Business intelligence market bounds back, continued growth ahead

Government and financial sector opportunities drive record profits in BI software

The business intelligence software market is expected to grow by 20.5 per cent in Asia Pacific countries this year, according to analyst firm IDC.

The market, valued at roughly $US400 million ($AUD429 million) in 2007, is expected to reach record heights of up to $US600 million ($AUD645 million) this year in Asia Pacific countries excluding Japan. The biggest growth, according to the report, will continue in the Australian and New Zealand markets, which make up nearly half of the market value.

Growth in the BI market is expected to continue until at least 2014, in which IDC predicts the Asia Pacific market will be worth $US850-900 million ($AUD913-967 million).

"BI software adoption surged in 2H 2009 as decision makers’ confidence on the global economic recovery strengthened, and demand for greater visibility into operations grew,” Sharon Tan, IDC research manager of Asia Pacific information management and analystics software said in a statement.

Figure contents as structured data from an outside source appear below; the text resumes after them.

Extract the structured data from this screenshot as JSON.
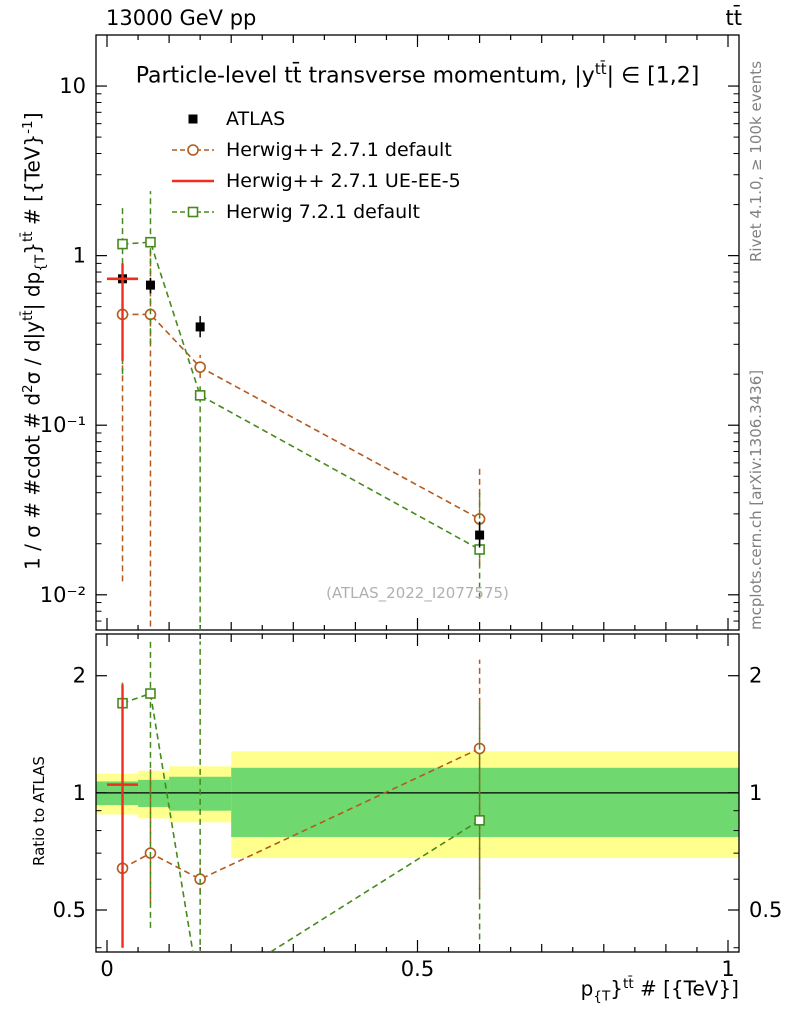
{
  "header": {
    "left": "13000 GeV pp",
    "right": "tt̄"
  },
  "titles": {
    "main_parts": [
      {
        "t": "Particle-level tt̄ transverse momentum, |y"
      },
      {
        "t": "tt̄",
        "s": "sup"
      },
      {
        "t": "| ∈ [1,2]"
      }
    ],
    "watermark": "(ATLAS_2022_I2077575)",
    "right_top": "Rivet 4.1.0, ≥ 100k events",
    "right_bottom": "mcplots.cern.ch [arXiv:1306.3436]"
  },
  "axes": {
    "main_ylabel_parts": [
      {
        "t": "1 / σ # #cdot # d"
      },
      {
        "t": "2",
        "s": "sup"
      },
      {
        "t": "σ / d|y"
      },
      {
        "t": "tt̄",
        "s": "sup"
      },
      {
        "t": "| dp"
      },
      {
        "t": "{T",
        "s": "sub"
      },
      {
        "t": "}"
      },
      {
        "t": "tt̄",
        "s": "sup"
      },
      {
        "t": " # [{TeV}"
      },
      {
        "t": "-1",
        "s": "sup"
      },
      {
        "t": "]"
      }
    ],
    "ratio_ylabel": "Ratio to ATLAS",
    "xlabel_parts": [
      {
        "t": "p"
      },
      {
        "t": "{T",
        "s": "sub"
      },
      {
        "t": "}"
      },
      {
        "t": "tt̄",
        "s": "sup"
      },
      {
        "t": " # [{TeV}]"
      }
    ]
  },
  "legend": [
    {
      "label": "ATLAS",
      "marker": "filled-square",
      "color": "#000000",
      "line": "none"
    },
    {
      "label": "Herwig++ 2.7.1 default",
      "marker": "open-circle",
      "color": "#b35a1f",
      "line": "dashed"
    },
    {
      "label": "Herwig++ 2.7.1 UE-EE-5",
      "marker": "none",
      "color": "#f02e1d",
      "line": "solid"
    },
    {
      "label": "Herwig 7.2.1 default",
      "marker": "open-square",
      "color": "#468a1e",
      "line": "dashed"
    }
  ],
  "chart_data": [
    {
      "id": "main",
      "type": "scatter",
      "title": "Particle-level tt̄ transverse momentum, |y^tt̄| ∈ [1,2]",
      "xlabel": "p_{T}^tt̄ # [{TeV}]",
      "ylabel": "1 / σ # #cdot # d²σ / d|y^tt̄| dp_{T}^tt̄ # [{TeV}^-1]",
      "yscale": "log",
      "xlim": [
        0,
        1
      ],
      "ylim": [
        0.0062,
        20
      ],
      "xticks": [
        {
          "v": 0,
          "label": "0"
        },
        {
          "v": 0.5,
          "label": "0.5"
        },
        {
          "v": 1,
          "label": "1"
        }
      ],
      "yticks": [
        {
          "v": 10,
          "label": "10"
        },
        {
          "v": 1,
          "label": "1"
        },
        {
          "v": 0.1,
          "label": "10⁻¹"
        },
        {
          "v": 0.01,
          "label": "10⁻²"
        }
      ],
      "series": [
        {
          "name": "ATLAS",
          "marker": "filled-square",
          "color": "#000000",
          "line": "none",
          "x": [
            0.025,
            0.07,
            0.15,
            0.6
          ],
          "y": [
            0.73,
            0.67,
            0.38,
            0.0225
          ],
          "ylo": [
            0.66,
            0.6,
            0.33,
            0.019
          ],
          "yhi": [
            0.81,
            0.74,
            0.44,
            0.027
          ]
        },
        {
          "name": "Herwig++ 2.7.1 default",
          "marker": "open-circle",
          "color": "#b35a1f",
          "line": "dashed",
          "x": [
            0.025,
            0.07,
            0.15,
            0.6
          ],
          "y": [
            0.45,
            0.45,
            0.22,
            0.028
          ],
          "ylo": [
            0.012,
            0.0065,
            0.19,
            0.015
          ],
          "yhi": [
            0.62,
            1.25,
            0.26,
            0.056
          ]
        },
        {
          "name": "Herwig++ 2.7.1 UE-EE-5",
          "marker": "none",
          "color": "#f02e1d",
          "line": "solid",
          "x": [
            0.025
          ],
          "y": [
            0.73
          ],
          "ylo": [
            0.24
          ],
          "yhi": [
            0.9
          ],
          "xlo": [
            0.0
          ],
          "xhi": [
            0.05
          ]
        },
        {
          "name": "Herwig 7.2.1 default",
          "marker": "open-square",
          "color": "#468a1e",
          "line": "dashed",
          "x": [
            0.025,
            0.07,
            0.15,
            0.6
          ],
          "y": [
            1.17,
            1.2,
            0.15,
            0.0185
          ],
          "ylo": [
            0.2,
            0.3,
            0.006,
            0.0095
          ],
          "yhi": [
            2.0,
            2.4,
            0.17,
            0.042
          ]
        }
      ]
    },
    {
      "id": "ratio",
      "type": "scatter",
      "ylabel": "Ratio to ATLAS",
      "yscale": "log",
      "xlim": [
        0,
        1
      ],
      "ylim": [
        0.39,
        2.56
      ],
      "yticks": [
        {
          "v": 2,
          "label": "2"
        },
        {
          "v": 1,
          "label": "1"
        },
        {
          "v": 0.5,
          "label": "0.5"
        }
      ],
      "refline": 1,
      "bands": {
        "edges": [
          0,
          0.05,
          0.1,
          0.2,
          1.0
        ],
        "yellow": {
          "color": "#ffff8d",
          "lo": [
            0.88,
            0.86,
            0.84,
            0.68
          ],
          "hi": [
            1.12,
            1.14,
            1.17,
            1.28
          ]
        },
        "green": {
          "color": "#6fd86f",
          "lo": [
            0.93,
            0.92,
            0.9,
            0.77
          ],
          "hi": [
            1.07,
            1.08,
            1.1,
            1.16
          ]
        }
      },
      "series": [
        {
          "name": "Herwig++ 2.7.1 default",
          "marker": "open-circle",
          "color": "#b35a1f",
          "line": "dashed",
          "x": [
            0.025,
            0.07,
            0.15,
            0.6
          ],
          "y": [
            0.64,
            0.7,
            0.6,
            1.3
          ],
          "ylo": [
            0.59,
            0.52,
            0.55,
            0.55
          ],
          "yhi": [
            0.7,
            1.15,
            0.66,
            2.2
          ]
        },
        {
          "name": "Herwig++ 2.7.1 UE-EE-5",
          "marker": "none",
          "color": "#f02e1d",
          "line": "solid",
          "x": [
            0.025
          ],
          "y": [
            1.05
          ],
          "ylo": [
            0.4
          ],
          "yhi": [
            1.9
          ],
          "xlo": [
            0.0
          ],
          "xhi": [
            0.05
          ]
        },
        {
          "name": "Herwig 7.2.1 default",
          "marker": "open-square",
          "color": "#468a1e",
          "line": "dashed",
          "x": [
            0.025,
            0.07,
            0.15,
            0.6
          ],
          "y": [
            1.7,
            1.8,
            0.3,
            0.85
          ],
          "ylo": [
            1.5,
            0.45,
            0.2,
            0.42
          ],
          "yhi": [
            1.92,
            2.5,
            2.45,
            1.75
          ]
        }
      ]
    }
  ]
}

“The economic crisis brought home the point that many of the existing information systems were simply not capable of providing sufficient reliable and accurate information for urgent decision making purposes."

The biggest players in the market - SAP, IBM and SAS - shared near-equal share amongst clients, though the IDC report found the market was fragmented and open to both specialised and larger vendors.

The findings from IDC point to the financial sector as the largest adopter of business intelligence, arguably to better risk assessment and management in order to avoid a potential "double dip" in the economy.

In Australia, the public sector is also expected to be a growth market for business intelligence, as service providers like Capgemini Australia look to capitalise on the increase in data management and whole-of-government opportunities in IT.

"You only need to look at Customs and Borders, the amount of data they're trying to handle so that they can use it in terms of anti-terrorist approaches and borderland security," chief executive officer Paul Thorley told Computerworld Australia recently. "The conversations I'm having is that they really do need serious business intelligence skills sets within a number of those agencies.

"We still see the likelihood for a lot of transformational technologies in government."